Elena Kosheva explains to the consequences of the drought of this summer.

Elena Kosheva is general director of Rossovit, a major Russian premix and concentrate producer belonging to the French InVivo NSA. “The emergency mode was announced in 32 Russian regions because of fires; now it is cancelled everywhere, the situation improved and the country returns to its usual life,” Kosheva says.
According to the official info issued by the Agricultural ministry, grain harvest is much lower than previous year and autumn sowing has been delayed.
Only 54% of total cereal acreage has been harvested by 18th August. The harvest amounts 40.1 mln tons. Autumn sowing is 2.6 million hectares.
Earlier forecast of the Agricultural ministry estimated 60 mln tons at the lowest and 67 mln tons in good weather conditions.
Russian Prime Minster Vladimir Putin stopped the export of cereals as of 15th August but said this break would have a temporary character and export operations will be resumed after the 31st December according to the first information.
National reserves sufficient
Russian government announced than national reserves can supply the consumers with the necessary products up to the next harvest.
No information about state grain interventions was given. Previously, these interventions were used to balance supply and demand in the market and to avoid large price fluctuations in cereal trade.
As a result of the abnormal weather from the beginning of August prices for cereals almost doubled. On average, the price for feed grade barley is 6000 Rub (€150) per ton and for feed grade wheat price reaches 6500-7000 Rub (€163-175) per ton. Milling wheat is purchased at 8000 Rub (€200) per ton.

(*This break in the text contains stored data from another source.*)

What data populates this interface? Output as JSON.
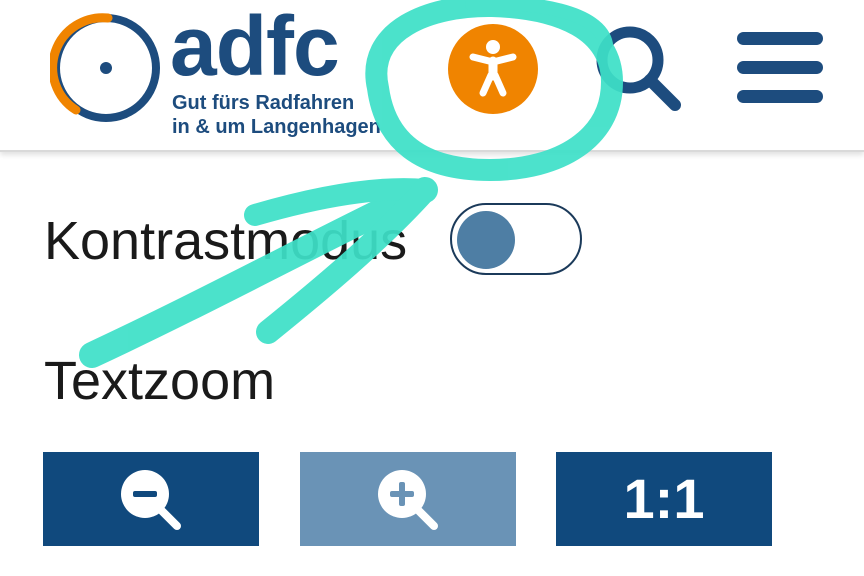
{
  "header": {
    "logo": {
      "wordmark": "adfc",
      "tagline_line1": "Gut fürs Radfahren",
      "tagline_line2": "in & um Langenhagen"
    },
    "accessibility_button": {
      "icon": "accessibility-person-icon",
      "color": "#f08400"
    },
    "search_button": {
      "icon": "search-icon",
      "color": "#1d4c7e"
    },
    "menu_button": {
      "icon": "hamburger-menu-icon",
      "color": "#1d4c7e"
    }
  },
  "accessibility_panel": {
    "contrast": {
      "label": "Kontrastmodus",
      "enabled": false
    },
    "textzoom": {
      "label": "Textzoom",
      "buttons": [
        {
          "icon": "zoom-out-icon",
          "text": ""
        },
        {
          "icon": "zoom-in-icon",
          "text": ""
        },
        {
          "icon": "",
          "text": "1:1"
        }
      ]
    }
  },
  "colors": {
    "brand_blue": "#1d4c7e",
    "brand_orange": "#f08400",
    "button_blue": "#10497d",
    "button_blue_light": "#6a93b6",
    "annotation_teal": "#3ee0c8"
  }
}
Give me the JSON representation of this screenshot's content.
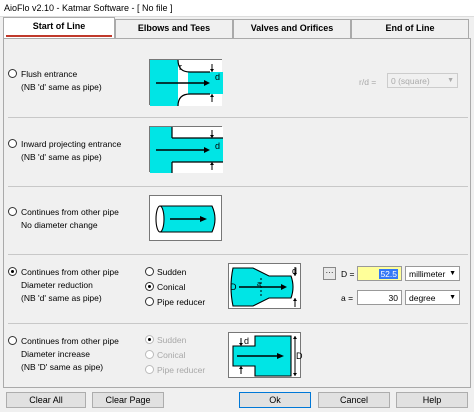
{
  "window": {
    "title": "AioFlo  v2.10  -  Katmar Software  -  [ No file ]"
  },
  "tabs": [
    {
      "label": "Start of Line",
      "active": true
    },
    {
      "label": "Elbows and Tees",
      "active": false
    },
    {
      "label": "Valves and Orifices",
      "active": false
    },
    {
      "label": "End of Line",
      "active": false
    }
  ],
  "options": [
    {
      "line1": "Flush entrance",
      "line2": "(NB 'd' same as pipe)",
      "selected": false
    },
    {
      "line1": "Inward projecting entrance",
      "line2": "(NB 'd' same as pipe)",
      "selected": false
    },
    {
      "line1": "Continues from other pipe",
      "line2": "No diameter change",
      "selected": false
    },
    {
      "line1": "Continues from other pipe",
      "line2": "Diameter reduction",
      "line3": "(NB 'd' same as pipe)",
      "selected": true
    },
    {
      "line1": "Continues from other pipe",
      "line2": "Diameter increase",
      "line3": "(NB 'D' same as pipe)",
      "selected": false
    }
  ],
  "diagram_labels": {
    "r": "r",
    "d": "d",
    "D": "D",
    "a": "a"
  },
  "flush": {
    "rd_label": "r/d =",
    "rd_value": "0  (square)"
  },
  "reduction": {
    "choices": [
      {
        "label": "Sudden",
        "selected": false
      },
      {
        "label": "Conical",
        "selected": true
      },
      {
        "label": "Pipe reducer",
        "selected": false
      }
    ],
    "more_button": "···",
    "D_label": "D =",
    "D_value": "52.5",
    "D_unit": "millimeter",
    "a_label": "a =",
    "a_value": "30",
    "a_unit": "degree"
  },
  "increase": {
    "choices": [
      {
        "label": "Sudden",
        "selected": true
      },
      {
        "label": "Conical",
        "selected": false
      },
      {
        "label": "Pipe reducer",
        "selected": false
      }
    ]
  },
  "buttons": {
    "clear_all": "Clear All",
    "clear_page": "Clear Page",
    "ok": "Ok",
    "cancel": "Cancel",
    "help": "Help"
  },
  "colors": {
    "fluid": "#00e5e5",
    "tab_underline": "#c0392b",
    "highlight_input": "#ffff99",
    "selection": "#3478f6"
  }
}
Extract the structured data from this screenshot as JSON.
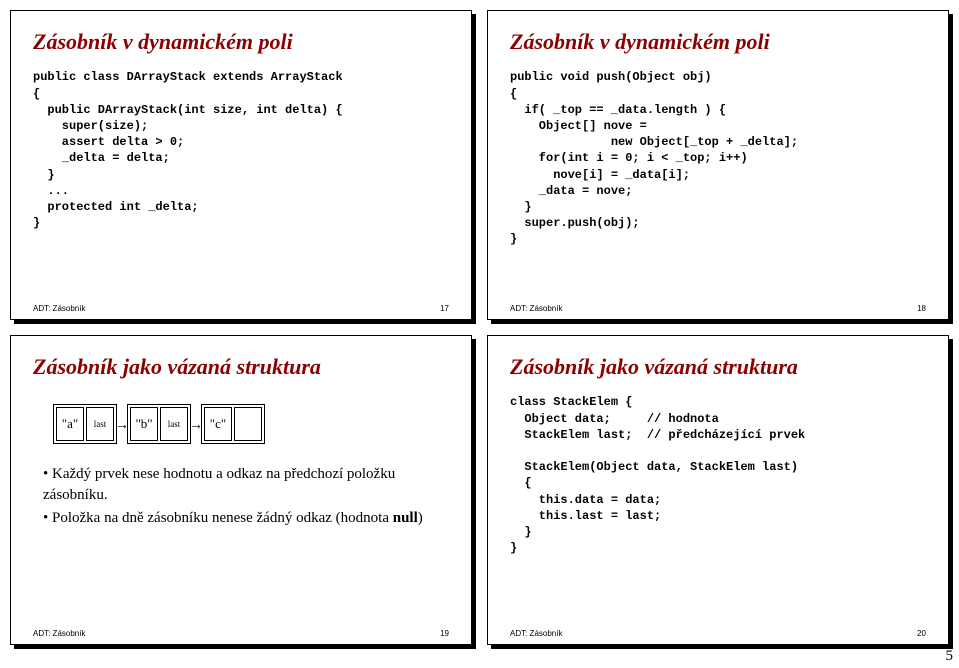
{
  "slides": {
    "s17": {
      "title": "Zásobník v dynamickém poli",
      "code": "public class DArrayStack extends ArrayStack\n{\n  public DArrayStack(int size, int delta) {\n    super(size);\n    assert delta > 0;\n    _delta = delta;\n  }\n  ...\n  protected int _delta;\n}",
      "footer_left": "ADT: Zásobník",
      "footer_right": "17"
    },
    "s18": {
      "title": "Zásobník v dynamickém poli",
      "code": "public void push(Object obj)\n{\n  if( _top == _data.length ) {\n    Object[] nove =\n              new Object[_top + _delta];\n    for(int i = 0; i < _top; i++)\n      nove[i] = _data[i];\n    _data = nove;\n  }\n  super.push(obj);\n}",
      "footer_left": "ADT: Zásobník",
      "footer_right": "18"
    },
    "s19": {
      "title": "Zásobník jako vázaná struktura",
      "diagram": {
        "a": "\"a\"",
        "b": "\"b\"",
        "c": "\"c\"",
        "last": "last"
      },
      "bullets": {
        "b1": "• Každý prvek nese hodnotu a odkaz na předchozí položku zásobníku.",
        "b2_a": "• Položka na dně zásobníku nenese žádný odkaz (hodnota ",
        "b2_b": "null",
        "b2_c": ")"
      },
      "footer_left": "ADT: Zásobník",
      "footer_right": "19"
    },
    "s20": {
      "title": "Zásobník jako vázaná struktura",
      "code": "class StackElem {\n  Object data;     // hodnota\n  StackElem last;  // předcházející prvek\n\n  StackElem(Object data, StackElem last)\n  {\n    this.data = data;\n    this.last = last;\n  }\n}",
      "footer_left": "ADT: Zásobník",
      "footer_right": "20"
    }
  },
  "page_number": "5"
}
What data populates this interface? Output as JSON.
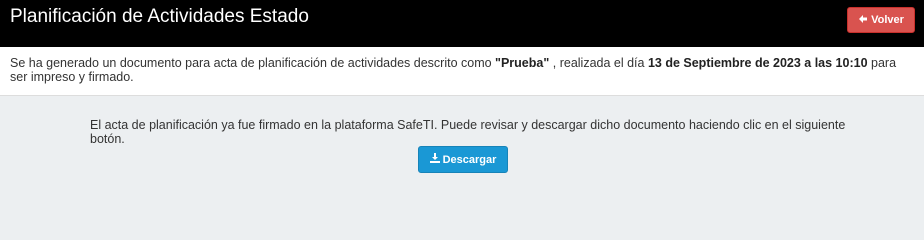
{
  "header": {
    "title": "Planificación de Actividades Estado",
    "back_label": "Volver",
    "back_icon": "arrow-left-icon"
  },
  "info": {
    "text_before": "Se ha generado un documento para acta de planificación de actividades descrito como ",
    "document_name": "\"Prueba\"",
    "text_middle": " , realizada el día ",
    "date": "13 de Septiembre de 2023 a las 10:10",
    "text_after": " para ser impreso y firmado."
  },
  "main": {
    "message": "El acta de planificación ya fue firmado en la plataforma SafeTI. Puede revisar y descargar dicho documento haciendo clic en el siguiente botón.",
    "download_label": "Descargar",
    "download_icon": "download-icon"
  },
  "colors": {
    "header_bg": "#000000",
    "back_button": "#d9534f",
    "download_button": "#1a98d5",
    "main_bg": "#eceff1"
  }
}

There is a deficit of every kind of cereal on the market.
Compound feed prices increase
Prices for compound feed increased more than 15%, live weight prices for pigs increased by 14% and its deficit is noticeable in free trade.
The situation with poultry meat, milk and eggs is not dangerous and there is no shortage for these products.
“The economical situation in the country of course had impact on our business,” says Kosheva. “We have about 30% of our sales in the pig sector.”
“All types of raw materials are sold at higher prices because of cereal deficit. The main one – bran – increased tripled in price. Our expenses grew and we have to reconsider our agreements with clients and pay more attention to their paying ability.
“The main task for our clients is to create stocks of cereals and maintain current prices for feed, to avoid herd reduction.”